I can also save just those pages into a new PDF document.
(
pdf.pages
.filter(lambda page: page.category == 'diagram')
.save_pdf("output.pdf", original=True)
)
Text classification (default)¶
By default the search is done using text. It takes the text on the page and feeds it to the classifier along with the categories. Note that you might need to OCR your content first!
pdf.classify_pages(['diagram', 'text', 'invoice', 'blank'], using='text')
for page in pdf.pages:
print(f"Page {page.number} is {page.category} - {page.category_confidence:0.3}")
Device set to use mps:0
Page 1 is text - 0.639 Page 2 is invoice - 0.498 Page 3 is invoice - 0.352 Page 4 is diagram - 0.801 Page 5 is diagram - 0.569 Page 6 is text - 0.6 Page 7 is diagram - 0.392 Page 8 is text - 0.61 Page 9 is invoice - 0.678 Page 10 is invoice - 0.472 Page 11 is text - 0.568 Page 12 is text - 0.554 Page 13 is text - 0.453 Page 14 is diagram - 0.423 Page 15 is diagram - 0.921 Page 16 is text - 0.5 Page 17 is text - 0.685
How does it compare to our vision option?

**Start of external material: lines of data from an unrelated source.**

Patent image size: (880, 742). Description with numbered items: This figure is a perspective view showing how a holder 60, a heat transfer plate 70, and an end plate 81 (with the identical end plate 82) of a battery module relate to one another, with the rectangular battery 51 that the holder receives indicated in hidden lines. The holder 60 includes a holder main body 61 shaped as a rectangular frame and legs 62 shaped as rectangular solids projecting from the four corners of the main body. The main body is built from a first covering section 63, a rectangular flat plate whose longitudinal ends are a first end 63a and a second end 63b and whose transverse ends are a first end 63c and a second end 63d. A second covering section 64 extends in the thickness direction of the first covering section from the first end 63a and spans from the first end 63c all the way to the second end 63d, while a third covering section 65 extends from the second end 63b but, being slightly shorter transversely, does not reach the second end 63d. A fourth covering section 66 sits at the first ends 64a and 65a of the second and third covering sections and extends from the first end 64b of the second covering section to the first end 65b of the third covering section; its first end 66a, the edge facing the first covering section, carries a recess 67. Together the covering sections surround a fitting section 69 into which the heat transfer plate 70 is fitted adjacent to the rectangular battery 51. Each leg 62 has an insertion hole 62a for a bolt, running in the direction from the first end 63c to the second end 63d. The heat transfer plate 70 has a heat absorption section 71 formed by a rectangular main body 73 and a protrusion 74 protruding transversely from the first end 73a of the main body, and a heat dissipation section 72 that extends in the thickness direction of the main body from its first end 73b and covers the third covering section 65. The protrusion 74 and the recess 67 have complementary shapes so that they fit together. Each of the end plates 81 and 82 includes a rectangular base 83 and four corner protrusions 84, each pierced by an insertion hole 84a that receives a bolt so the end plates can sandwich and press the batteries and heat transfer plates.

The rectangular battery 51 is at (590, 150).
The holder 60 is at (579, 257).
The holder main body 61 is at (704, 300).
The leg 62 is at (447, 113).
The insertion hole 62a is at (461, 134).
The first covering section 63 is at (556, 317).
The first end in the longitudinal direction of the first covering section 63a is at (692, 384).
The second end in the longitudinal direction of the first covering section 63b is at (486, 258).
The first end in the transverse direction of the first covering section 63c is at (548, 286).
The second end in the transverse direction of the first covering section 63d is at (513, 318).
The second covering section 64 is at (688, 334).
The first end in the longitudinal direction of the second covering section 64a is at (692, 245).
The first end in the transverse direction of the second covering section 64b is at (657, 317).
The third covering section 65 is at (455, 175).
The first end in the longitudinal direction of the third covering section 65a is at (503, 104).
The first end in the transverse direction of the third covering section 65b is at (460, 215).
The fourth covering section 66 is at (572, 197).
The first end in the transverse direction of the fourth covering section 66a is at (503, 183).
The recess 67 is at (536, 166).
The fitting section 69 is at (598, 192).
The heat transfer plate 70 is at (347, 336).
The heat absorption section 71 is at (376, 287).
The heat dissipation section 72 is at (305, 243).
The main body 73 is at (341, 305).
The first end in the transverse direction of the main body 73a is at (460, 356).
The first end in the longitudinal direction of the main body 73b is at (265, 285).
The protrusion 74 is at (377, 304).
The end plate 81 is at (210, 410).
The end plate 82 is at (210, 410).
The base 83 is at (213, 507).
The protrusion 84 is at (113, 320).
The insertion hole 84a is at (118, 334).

pdf.pages.filter(lambda page: page.category == 'diagram').to_image(show_category=True)
Yes, you can notice that it's wrong, but more importantly look at the confidence scores. Low scores are your best clue that something might not be perfect (beyond manually checking things, of course).
If you're processing documents that are text-heavy you'll have much better luck with a text model as compared to a vision one.
PDF classification¶
If you want to classify entire PDFs, the process is similar. The only gotcha is you can't use using="vision"
with multi-page PDFs (yet?).
import natural_pdf
pdf_paths = [
"https://github.com/jsoma/natural-pdf/raw/refs/heads/main/pdfs/01-practice.pdf",
"https://github.com/jsoma/natural-pdf/raw/refs/heads/main/pdfs/Atlanta_Public_Schools_GA_sample.pdf"
]
# Import your PDFs
pdfs = natural_pdf.PDFCollection(pdf_paths)
# Run your classification
pdfs.classify_all(['school', 'business'], using='text')
CropBox missing from /Page, defaulting to MediaBox
CropBox missing from /Page, defaulting to MediaBox
CropBox missing from /Page, defaulting to MediaBox
CropBox missing from /Page, defaulting to MediaBox
CropBox missing from /Page, defaulting to MediaBox
CropBox missing from /Page, defaulting to MediaBox
<PDFCollection(count=2)>
What's the first PDF?
print(f"{pdfs[0].category} - confidence of {pdfs[0].category_confidence:0.3}")
# Look at the first page
pdfs[0].pages[0].to_image(width=500)
business - confidence of 0.837
How about the second?
print(f"{pdfs[1].category} - confidence of {pdfs[1].category_confidence:0.3}")
# Look at the first page
pdfs[1].pages[0].to_image(width=500)
school - confidence of 0.569
TODO¶
- Document advanced parameters for classification helpers (
min_confidence
,multi_label
,analysis_key
) so users can fine-tune behaviour or store multiple result sets. - Add an example that passes an explicit Hugging Face model ID (e.g.
model="openai/clip-vit-base-patch16"
) for reproducibility. - Note that vision classification only works for single-page PDFs or per-page classification, not whole multi-page PDFs.
- Remind readers to install the AI stack if they skipped the earlier magic:
pip install "natural-pdf[ai]"
. - Suggest using
pdf.pages.to_image(show_category=True)
to visually QC an entire document after classification.